Demek istediğim şudur ki, Japonya’nın iç ve dış konjonktürü, onun ABD’den bağımsızlaşmasını imkansız kıldığı gibi, büyük oranda onu kendi suyundan gitmek zorunda bırakmıştır. İşte kritik nokta da budur: ABD,Japonya’nın çevresini adeta tek başına ayakta durması imkansız bir şekilde örmektedir. Adeta ABD’nin kaderi Japonya’nın da kaderi haline gelmektedir. Ancak ABD’nin kaderinin iyi olması Japonya’nınkinin de iyi olacağı anlamına gelmemektedir. Zira ABD politikaları Japonya’yı kalıcı bir şekilde alternatiflerinden soyutlamakla kalmamakta, hızla kendisini Japonya’ya bağımlı kalmaktan da kurtarmaktadır. Japonya ise bütün bunlara rağmen, adeta “Çuvaldan Kurtulmak” için Ortadoğu’ya asker göndermektedir. Halbuki bu anlamda korkmalarına hiç gerek yok, zira başına çuval geçirilebilmesi için önce bir ordu gerekir! Hem bazen “çuval askere ulaşamazsa, asker çuvalın olduğu yere gider”. ABD Afganistan’dan sonra eğer Irak’ta da “zaferi” kazanırsa bu daha çokJaponya’nın mağlubiyeti olacaktır.
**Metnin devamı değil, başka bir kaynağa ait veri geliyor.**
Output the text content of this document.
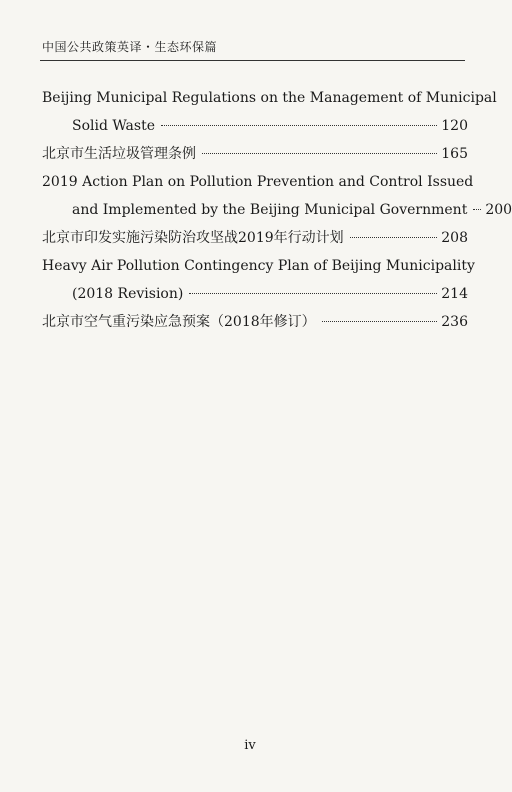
中国公共政策英译・生态环保篇
Beijing Municipal Regulations on the Management of Municipal
Solid Waste	120
北京市生活垃圾管理条例	165
2019 Action Plan on Pollution Prevention and Control Issued
and Implemented by the Beijing Municipal Government 200
北京市印发实施污染防治攻坚战2019年行动计划	208
Heavy Air Pollution Contingency Plan of Beijing Municipality
(2018 Revision)	214
北京市空气重污染应急预案（2018年修订）	236
iv
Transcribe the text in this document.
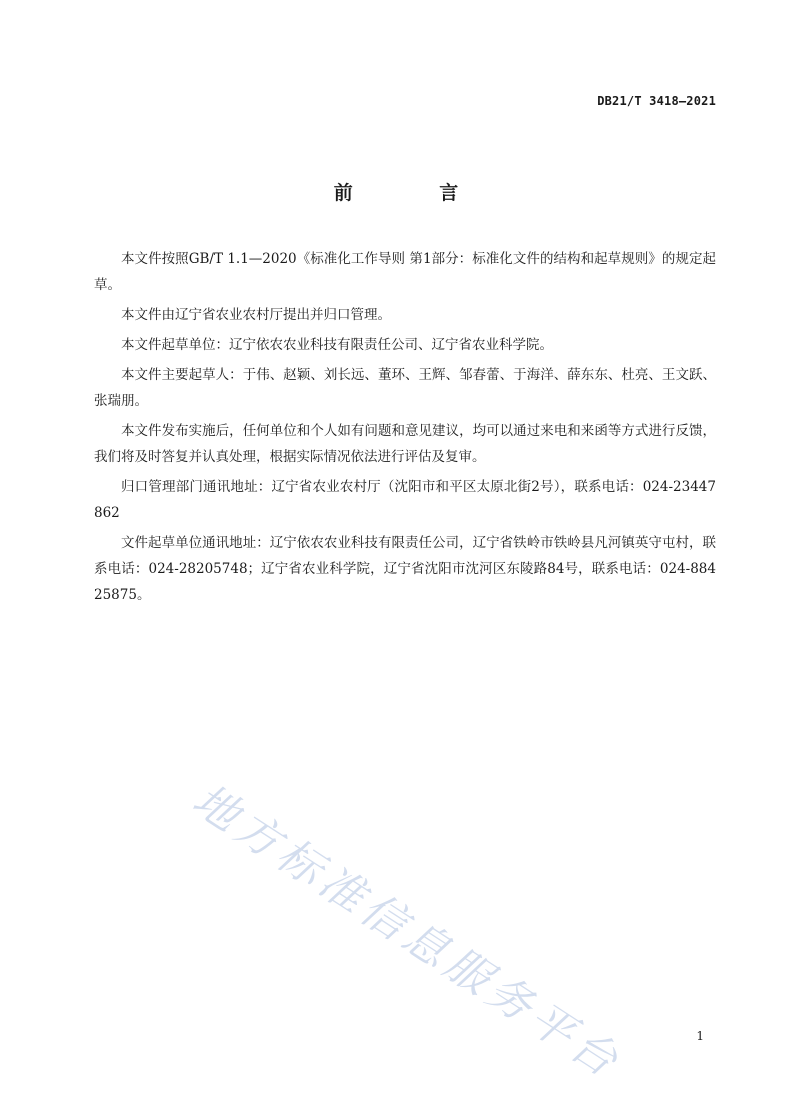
DB21/T 3418—2021
前 言

本文件按照GB/T 1.1—2020《标准化工作导则 第1部分：标准化文件的结构和起草规则》的规定起草。

本文件由辽宁省农业农村厅提出并归口管理。

本文件起草单位：辽宁依农农业科技有限责任公司、辽宁省农业科学院。

本文件主要起草人：于伟、赵颖、刘长远、董环、王辉、邹春蕾、于海洋、薛东东、杜亮、王文跃、张瑞朋。

本文件发布实施后，任何单位和个人如有问题和意见建议，均可以通过来电和来函等方式进行反馈，我们将及时答复并认真处理，根据实际情况依法进行评估及复审。

归口管理部门通讯地址：辽宁省农业农村厅（沈阳市和平区太原北街2号），联系电话：024-23447862

文件起草单位通讯地址：辽宁依农农业科技有限责任公司，辽宁省铁岭市铁岭县凡河镇英守屯村，联系电话：024-28205748；辽宁省农业科学院，辽宁省沈阳市沈河区东陵路84号，联系电话：024-88425875。

地方标准信息服务平台	1
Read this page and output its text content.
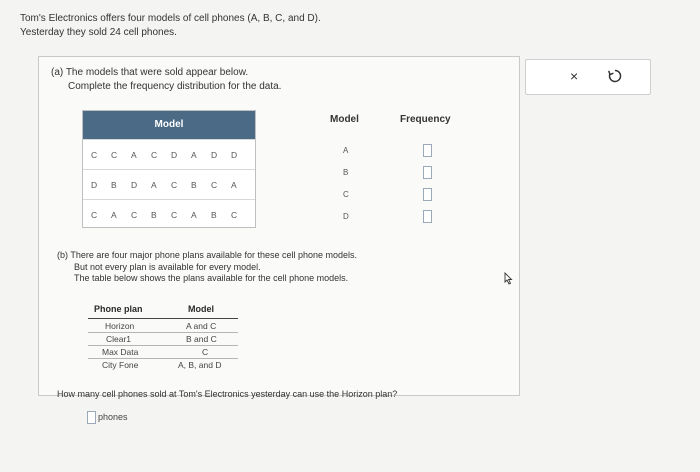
Tom's Electronics offers four models of cell phones (A, B, C, and D).
Yesterday they sold 24 cell phones.
×
(a) The models that were sold appear below.
Complete the frequency distribution for the data.
Model
C C A C D A D D
D B D A C B C A
C A C B C A B C
Model	Frequency
A
B
C
D
(b) There are four major phone plans available for these cell phone models.
But not every plan is available for every model.
The table below shows the plans available for the cell phone models.
Phone plan	Model
Horizon	A and C
Clear1	B and C
Max Data	C
City Fone	A, B, and D
How many cell phones sold at Tom's Electronics yesterday can use the Horizon plan?
phones
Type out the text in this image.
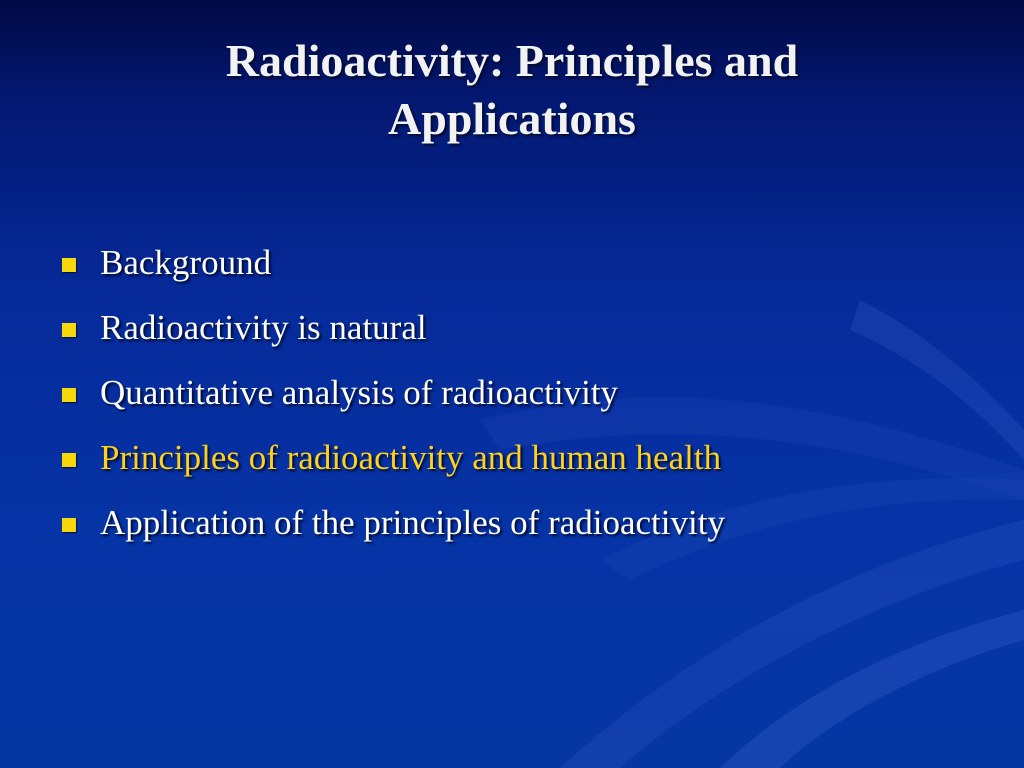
Radioactivity: Principles and
Applications
Background
Radioactivity is natural
Quantitative analysis of radioactivity
Principles of radioactivity and human health
Application of the principles of radioactivity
Japonya artan oranlarda pazarlık gücünü kaybetmektedir.
Sasaki Sensei’ye son bir not, henüz kendi kaderlerini eline almaya muktedir davranamayan bu iki devletin birbirlerini keşfedip kalıcı işbirliğini beklemek için çok erken. Zaman ve mesafenin aradan kalktığı küresel çağda hâlâ Amerikan aracılığı ile komşuluk ancak bu kadar olabilir!